To verify that the build and platform supports video acceleration, launch Chromium and navigate to chrome://gpu, then:

  • Search for the “Video Acceleration Information” Section: this should enumerate the available accelerated codecs and resolutions.

  • If this section is empty, oftentimes the “Log Messages” Section immediately below might indicate an associated error, e.g.:

    vaInitialize failed: unknown libva error

    that can usually be reproduced with vainfo, see the previous section.

To verify that a given video is being played back using the accelerated video decoding backend:

  • Navigate to a url that causes a video to be played. Leave it playing.
  • Navigate to the chrome://media-internals tab.
  • Find the entry associated to the video-playing tab.
  • Scroll down to “Player Properties” and check the “video_decoder” entry: it should say “GpuVideoDecoder”.

VaAPI on Linux

This configuration is unsupported (see docs/linux_hw_video_decode.md), the following instructions are provided only as a reference for developers to test the code paths on a Linux machine.

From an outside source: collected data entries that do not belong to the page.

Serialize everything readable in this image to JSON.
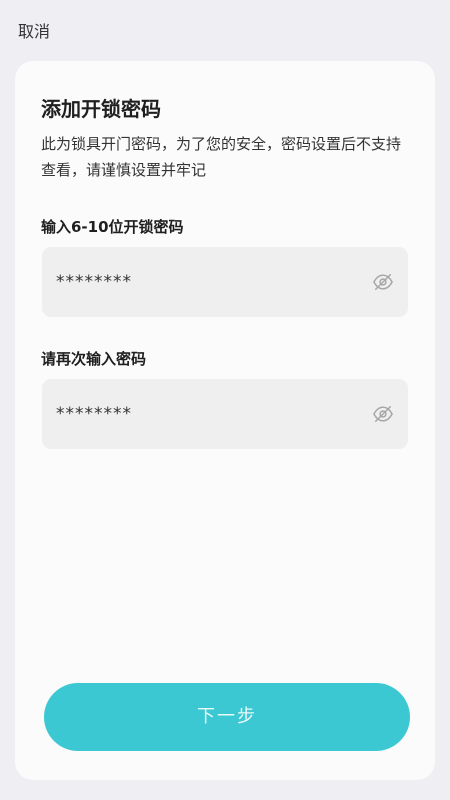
{
  "header": {
    "cancel_label": "取消"
  },
  "form": {
    "title": "添加开锁密码",
    "description": "此为锁具开门密码，为了您的安全，密码设置后不支持查看，请谨慎设置并牢记",
    "password": {
      "label": "输入6-10位开锁密码",
      "value": "********",
      "visibility_icon": "eye-off-icon"
    },
    "confirm_password": {
      "label": "请再次输入密码",
      "value": "********",
      "visibility_icon": "eye-off-icon"
    },
    "next_label": "下一步"
  },
  "colors": {
    "accent": "#3cc8d2",
    "background": "#eeeef3",
    "card": "#fbfbfb",
    "field": "#efefef"
  }
}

  • Follow the instructions under the Linux build setup document, adding the GN argument use_vaapi=true in the args.gn file (please refer to the Setting up the build) Section).
  • To support proprietary codecs such as, e.g. H264/AVC1, add the options proprietary_codecs = true and ffmpeg_branding = "Chrome" to the GN args.
  • Build Chromium as usual.

At this point you should make sure the appropriate VA driver backend is working correctly; try running vainfo from the command line and verify no errors show up.

To run Chromium using VaAPI two arguments are necessary:

  • --ignore-gpu-blacklist
  • --use-gl=desktop or --use-gl=egl
./out/gn/chrome --ignore-gpu-blacklist --use-gl=egl

Note that you can set the environment variable MESA_GLSL_CACHE_DISABLE=false if you want the gpu process to run in sandboxed mode, see crbug.com/264818. To check if the running gpu process is sandboxed or not, just open chrome://gpu and search for Sandboxed in the driver information table. In addition, passing --gpu-sandbox-failures-fatal=yes will prevent the gpu process to run in non-sandboxed mode.

Refer to the previous section to verify support and use of the VaAPI.